Maybe if you have a colleague who has Windows and Adobe Acrobat (or similar), you could try there to get a clean OCR’ed version. Or there are Mac PDF products (but may depend also on PDFKit). Or Linux tools (but have forgotten more than I ever knew about Linux infrastructure). Stretched to end of my list of ideas.

If it not illegal document nor private one, I can do the OCR for you (send me privately), but perhaps you can try from DT itself, right click -> OCR -> to searchable PDF.

Ah thanks for the explanation, now I totally see why it could potentially solve the issue. I’ll re-apply OCR to it and see if it works!

That’s quite a handful of ideas! I guess I’ll start from the basic (re-apply OCR in DT) and work my way up your list of ideas :smiley:

I had a huge PDF United Nations Document I tried over and over to OCR it. I think it was images of pages instead of real scan. On other docs like that DEVONthink and/or Preview got me thru troubles with at the UN document. But this and one other document had something in it that caused all tools to consume 22 gb of memory (on my 40 mb iMac) before simply stopping. Gave up. Reported to the vendors, whoever made the PDF in the UN needs some remedial computer training, I think.

1 Like

True, sounds like a horrible ordeal.

I cannot tell you how many documents like that I have had to work with. File arrives in HQ by mail, is printed out, stamped, scanned to PDF as image, sent on.

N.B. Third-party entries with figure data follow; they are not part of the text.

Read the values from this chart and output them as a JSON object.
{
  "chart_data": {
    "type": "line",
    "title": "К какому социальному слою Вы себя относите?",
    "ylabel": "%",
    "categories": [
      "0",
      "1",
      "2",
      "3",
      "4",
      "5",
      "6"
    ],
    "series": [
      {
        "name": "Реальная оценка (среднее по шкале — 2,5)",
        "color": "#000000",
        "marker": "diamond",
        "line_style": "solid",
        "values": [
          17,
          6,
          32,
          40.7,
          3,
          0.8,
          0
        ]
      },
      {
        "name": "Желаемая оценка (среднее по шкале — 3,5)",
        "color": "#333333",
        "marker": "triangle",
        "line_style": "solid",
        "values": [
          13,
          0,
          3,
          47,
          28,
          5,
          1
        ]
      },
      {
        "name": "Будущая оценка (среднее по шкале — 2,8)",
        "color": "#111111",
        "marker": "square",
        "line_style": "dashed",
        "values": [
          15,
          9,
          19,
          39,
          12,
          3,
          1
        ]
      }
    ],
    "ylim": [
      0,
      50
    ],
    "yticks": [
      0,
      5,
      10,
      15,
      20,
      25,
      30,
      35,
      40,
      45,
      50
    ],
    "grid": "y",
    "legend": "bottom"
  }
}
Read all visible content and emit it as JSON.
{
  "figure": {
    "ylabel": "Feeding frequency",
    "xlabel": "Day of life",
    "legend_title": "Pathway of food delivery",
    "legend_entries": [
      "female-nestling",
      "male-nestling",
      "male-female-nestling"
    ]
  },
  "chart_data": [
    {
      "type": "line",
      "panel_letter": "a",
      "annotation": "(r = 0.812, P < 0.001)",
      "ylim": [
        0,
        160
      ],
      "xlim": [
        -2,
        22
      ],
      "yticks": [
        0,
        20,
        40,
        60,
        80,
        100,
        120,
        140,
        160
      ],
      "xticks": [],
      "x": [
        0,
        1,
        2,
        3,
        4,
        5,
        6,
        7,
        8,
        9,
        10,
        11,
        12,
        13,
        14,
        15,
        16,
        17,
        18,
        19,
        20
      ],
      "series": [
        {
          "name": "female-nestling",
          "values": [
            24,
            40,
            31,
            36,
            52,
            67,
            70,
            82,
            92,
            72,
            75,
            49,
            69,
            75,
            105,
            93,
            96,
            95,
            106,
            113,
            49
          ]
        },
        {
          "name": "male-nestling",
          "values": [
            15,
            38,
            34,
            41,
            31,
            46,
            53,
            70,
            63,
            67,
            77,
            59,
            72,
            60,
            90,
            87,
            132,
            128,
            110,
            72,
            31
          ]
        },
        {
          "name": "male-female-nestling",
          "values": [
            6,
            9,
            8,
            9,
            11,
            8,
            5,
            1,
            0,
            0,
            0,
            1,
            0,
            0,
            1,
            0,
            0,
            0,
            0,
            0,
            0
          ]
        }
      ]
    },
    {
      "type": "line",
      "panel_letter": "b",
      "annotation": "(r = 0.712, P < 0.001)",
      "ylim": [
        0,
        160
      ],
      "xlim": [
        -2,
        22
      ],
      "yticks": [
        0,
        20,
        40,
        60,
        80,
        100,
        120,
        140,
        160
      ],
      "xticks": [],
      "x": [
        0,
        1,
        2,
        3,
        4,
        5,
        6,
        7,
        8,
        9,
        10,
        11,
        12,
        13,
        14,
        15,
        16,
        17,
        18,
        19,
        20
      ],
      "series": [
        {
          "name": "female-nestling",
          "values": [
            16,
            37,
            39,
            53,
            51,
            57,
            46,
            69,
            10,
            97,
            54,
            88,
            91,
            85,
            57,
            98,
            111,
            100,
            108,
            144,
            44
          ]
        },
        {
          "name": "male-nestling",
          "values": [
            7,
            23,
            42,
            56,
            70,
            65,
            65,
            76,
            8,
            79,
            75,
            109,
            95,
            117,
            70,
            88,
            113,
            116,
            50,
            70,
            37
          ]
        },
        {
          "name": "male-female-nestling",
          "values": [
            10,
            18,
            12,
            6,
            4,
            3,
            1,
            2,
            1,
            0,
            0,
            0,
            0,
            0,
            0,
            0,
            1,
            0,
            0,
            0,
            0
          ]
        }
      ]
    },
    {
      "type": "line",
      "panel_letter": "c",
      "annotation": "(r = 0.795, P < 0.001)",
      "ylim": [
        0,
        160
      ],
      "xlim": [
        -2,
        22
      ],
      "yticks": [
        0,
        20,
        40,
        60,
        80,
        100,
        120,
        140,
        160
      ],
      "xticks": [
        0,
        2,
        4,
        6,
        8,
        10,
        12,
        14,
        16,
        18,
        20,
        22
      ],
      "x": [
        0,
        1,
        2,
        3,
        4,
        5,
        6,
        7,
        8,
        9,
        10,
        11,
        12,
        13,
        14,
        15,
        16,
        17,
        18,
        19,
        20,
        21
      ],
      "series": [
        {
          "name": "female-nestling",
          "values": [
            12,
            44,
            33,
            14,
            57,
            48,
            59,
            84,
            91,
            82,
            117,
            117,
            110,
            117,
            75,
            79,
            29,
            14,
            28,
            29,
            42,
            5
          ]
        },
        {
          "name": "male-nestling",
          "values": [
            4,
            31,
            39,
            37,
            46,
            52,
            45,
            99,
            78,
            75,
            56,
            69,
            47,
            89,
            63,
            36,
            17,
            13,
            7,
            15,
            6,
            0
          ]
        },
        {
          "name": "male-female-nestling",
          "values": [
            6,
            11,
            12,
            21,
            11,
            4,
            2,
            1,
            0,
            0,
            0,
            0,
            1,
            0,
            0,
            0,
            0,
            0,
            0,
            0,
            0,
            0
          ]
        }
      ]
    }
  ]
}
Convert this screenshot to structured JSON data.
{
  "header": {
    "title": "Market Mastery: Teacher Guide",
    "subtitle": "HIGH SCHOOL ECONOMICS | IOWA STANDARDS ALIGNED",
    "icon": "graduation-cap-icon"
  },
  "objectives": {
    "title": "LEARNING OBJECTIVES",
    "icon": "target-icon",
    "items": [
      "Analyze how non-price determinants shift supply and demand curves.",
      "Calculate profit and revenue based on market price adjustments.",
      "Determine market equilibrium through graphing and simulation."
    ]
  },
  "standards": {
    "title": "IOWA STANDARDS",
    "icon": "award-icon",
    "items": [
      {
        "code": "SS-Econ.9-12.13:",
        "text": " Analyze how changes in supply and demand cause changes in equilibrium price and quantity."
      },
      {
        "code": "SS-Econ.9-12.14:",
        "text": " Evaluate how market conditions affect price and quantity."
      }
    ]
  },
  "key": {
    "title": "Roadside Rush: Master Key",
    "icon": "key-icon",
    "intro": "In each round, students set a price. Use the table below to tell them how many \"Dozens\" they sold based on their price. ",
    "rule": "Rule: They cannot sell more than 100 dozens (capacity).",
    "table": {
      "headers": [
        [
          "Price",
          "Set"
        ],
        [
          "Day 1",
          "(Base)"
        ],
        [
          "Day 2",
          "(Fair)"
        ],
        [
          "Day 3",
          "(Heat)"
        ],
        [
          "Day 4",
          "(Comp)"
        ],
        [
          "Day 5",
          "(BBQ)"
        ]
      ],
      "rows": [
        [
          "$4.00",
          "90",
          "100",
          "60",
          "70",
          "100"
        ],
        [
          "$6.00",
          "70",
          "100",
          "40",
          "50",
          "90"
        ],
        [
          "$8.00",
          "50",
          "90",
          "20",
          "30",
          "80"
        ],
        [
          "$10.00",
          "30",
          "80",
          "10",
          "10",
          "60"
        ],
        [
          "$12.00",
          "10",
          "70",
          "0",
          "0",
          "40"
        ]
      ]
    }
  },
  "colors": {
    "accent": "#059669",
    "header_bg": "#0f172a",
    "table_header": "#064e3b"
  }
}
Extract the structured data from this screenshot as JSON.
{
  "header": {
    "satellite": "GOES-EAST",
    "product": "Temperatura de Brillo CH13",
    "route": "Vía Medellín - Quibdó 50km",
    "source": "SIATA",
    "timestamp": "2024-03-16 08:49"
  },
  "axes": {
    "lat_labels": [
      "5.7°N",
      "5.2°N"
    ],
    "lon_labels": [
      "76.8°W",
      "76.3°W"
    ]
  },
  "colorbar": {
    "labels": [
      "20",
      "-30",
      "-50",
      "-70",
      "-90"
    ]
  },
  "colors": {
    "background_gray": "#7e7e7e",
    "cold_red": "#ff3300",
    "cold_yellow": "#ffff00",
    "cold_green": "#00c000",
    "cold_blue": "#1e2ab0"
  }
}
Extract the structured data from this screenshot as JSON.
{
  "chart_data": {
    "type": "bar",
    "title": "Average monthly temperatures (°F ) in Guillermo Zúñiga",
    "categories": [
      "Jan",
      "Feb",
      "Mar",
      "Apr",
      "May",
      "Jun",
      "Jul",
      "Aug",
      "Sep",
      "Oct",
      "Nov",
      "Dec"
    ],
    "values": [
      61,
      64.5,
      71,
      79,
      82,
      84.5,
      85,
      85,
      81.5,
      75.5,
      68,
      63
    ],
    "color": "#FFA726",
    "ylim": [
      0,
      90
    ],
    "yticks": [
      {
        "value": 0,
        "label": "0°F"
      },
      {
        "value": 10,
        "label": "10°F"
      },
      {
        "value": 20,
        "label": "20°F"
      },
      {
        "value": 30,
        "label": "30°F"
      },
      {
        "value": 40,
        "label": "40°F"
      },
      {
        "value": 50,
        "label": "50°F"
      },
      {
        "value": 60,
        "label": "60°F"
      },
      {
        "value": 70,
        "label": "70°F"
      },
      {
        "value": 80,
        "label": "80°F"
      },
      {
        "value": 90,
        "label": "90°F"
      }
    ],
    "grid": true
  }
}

On the original topic (and I’m sorry I’ve joined the party so late), I’m pretty sure reapplying OCR will solve the problem (which was why I asked the question I did further up there somewhere). @xurc let us know whether you are successful :slight_smile:

Apologies for the delayed reply. I tried the following steps and indeed solved the issue:

  • Import the original PDF into DT again
  • Re-apply OCR to the PDF
  • Open the PDF produced by OCR and add some highlights to the text
  • Close the PDF and open it again
  • Verify that
    • I can still copy the content and paste it correctly elsewhere
    • The Annotations section of the Inspection pane can still display the highlighted content corrently

The only caveat is the size of the PDF produced by OCR, which went from 4.4 MB to 110 MB. I’ve encountered this issue multiple times and never figured out how to solve it, which is why I always shy away from OCR in DT whenever possible.

1 Like

Hold the Option key and choose Help > Report bug to start a support ticket. Zip and attach the original PDF for us to inspect. Thanks.